The implications for health professions educators are profound, as we will need to start asking ourselves what we are preparing our graduates for. When clinical practice is enacted in an intelligent environment and clinicians are only one of many nodes in vast information networks, what knowledge and skills do they need to thrive? When machines outperform human beings in knowledge and reasoning tasks, what is the value of teaching students about disease progression, for example? We may find ourselves graduating clinicians who are well-trained, competent and irrelevant. It is not unreasonable to think that the profession called “doctor” will not exist in 25 years time, having been superseded by a collective of algorithms and 3rd party service providers who provide more fine-grained services at a lower cost.

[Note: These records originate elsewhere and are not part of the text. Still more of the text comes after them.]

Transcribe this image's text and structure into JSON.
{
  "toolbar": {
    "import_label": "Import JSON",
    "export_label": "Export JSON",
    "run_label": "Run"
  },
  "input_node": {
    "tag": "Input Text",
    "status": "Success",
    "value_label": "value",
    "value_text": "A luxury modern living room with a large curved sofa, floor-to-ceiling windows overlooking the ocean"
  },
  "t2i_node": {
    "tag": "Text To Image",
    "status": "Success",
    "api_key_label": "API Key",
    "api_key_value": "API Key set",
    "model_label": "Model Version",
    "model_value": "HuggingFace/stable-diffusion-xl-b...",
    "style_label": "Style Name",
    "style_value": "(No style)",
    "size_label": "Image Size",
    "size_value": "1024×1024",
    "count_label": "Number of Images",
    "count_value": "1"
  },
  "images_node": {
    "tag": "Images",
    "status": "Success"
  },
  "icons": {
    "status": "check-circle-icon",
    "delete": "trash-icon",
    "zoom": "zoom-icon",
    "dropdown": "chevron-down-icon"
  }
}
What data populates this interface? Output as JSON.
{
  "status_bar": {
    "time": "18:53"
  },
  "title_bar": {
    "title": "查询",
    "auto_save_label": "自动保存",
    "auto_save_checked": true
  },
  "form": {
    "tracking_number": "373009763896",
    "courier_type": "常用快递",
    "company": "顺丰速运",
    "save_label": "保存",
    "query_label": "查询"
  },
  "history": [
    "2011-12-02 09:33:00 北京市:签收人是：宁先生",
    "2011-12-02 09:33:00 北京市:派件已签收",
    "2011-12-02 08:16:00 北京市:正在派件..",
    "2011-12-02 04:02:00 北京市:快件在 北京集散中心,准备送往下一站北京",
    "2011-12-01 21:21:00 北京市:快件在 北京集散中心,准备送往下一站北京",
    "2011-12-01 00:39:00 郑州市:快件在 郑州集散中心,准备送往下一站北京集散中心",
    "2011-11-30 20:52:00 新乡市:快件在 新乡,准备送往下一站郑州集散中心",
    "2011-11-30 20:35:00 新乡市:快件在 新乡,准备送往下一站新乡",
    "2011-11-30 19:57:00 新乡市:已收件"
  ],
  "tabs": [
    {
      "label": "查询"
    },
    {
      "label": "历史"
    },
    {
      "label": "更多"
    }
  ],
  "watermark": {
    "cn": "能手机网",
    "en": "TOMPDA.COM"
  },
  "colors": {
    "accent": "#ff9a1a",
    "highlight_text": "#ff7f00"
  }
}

There are three new literacies that health professions educators will need to begin integrating into our undergraduate curricula. Data literacy, so that healthcare graduates will understand how to manage, filter, analyse and interpret massive sets of information in real-time; Technological literacy, as more and more of healthcare is enacted in digital spaces and mediated by digital devices and systems; and Human literacy, so that we can become better at developing the skillsets necessary to interact more meaningfully with patients.


There is evidence to suggest that, while AI-based systems outperform human beings on many of the knowledge and reasoning tasks that make up clinical practice, the combination of AI and human originality results in the most improved outcomes of all. In other words, we may find that patient outcomes are best when we figure out how to combine human creativity and emotional response with machine-based computation.


And just when we’re thinking that “creativity” and “originality” are the sole province of human beings, we’re reminded that AI-based systems are making progress in those areas as well. It may be that the only way to remain relevant in a constantly changing world is to develop our ability to keep learning.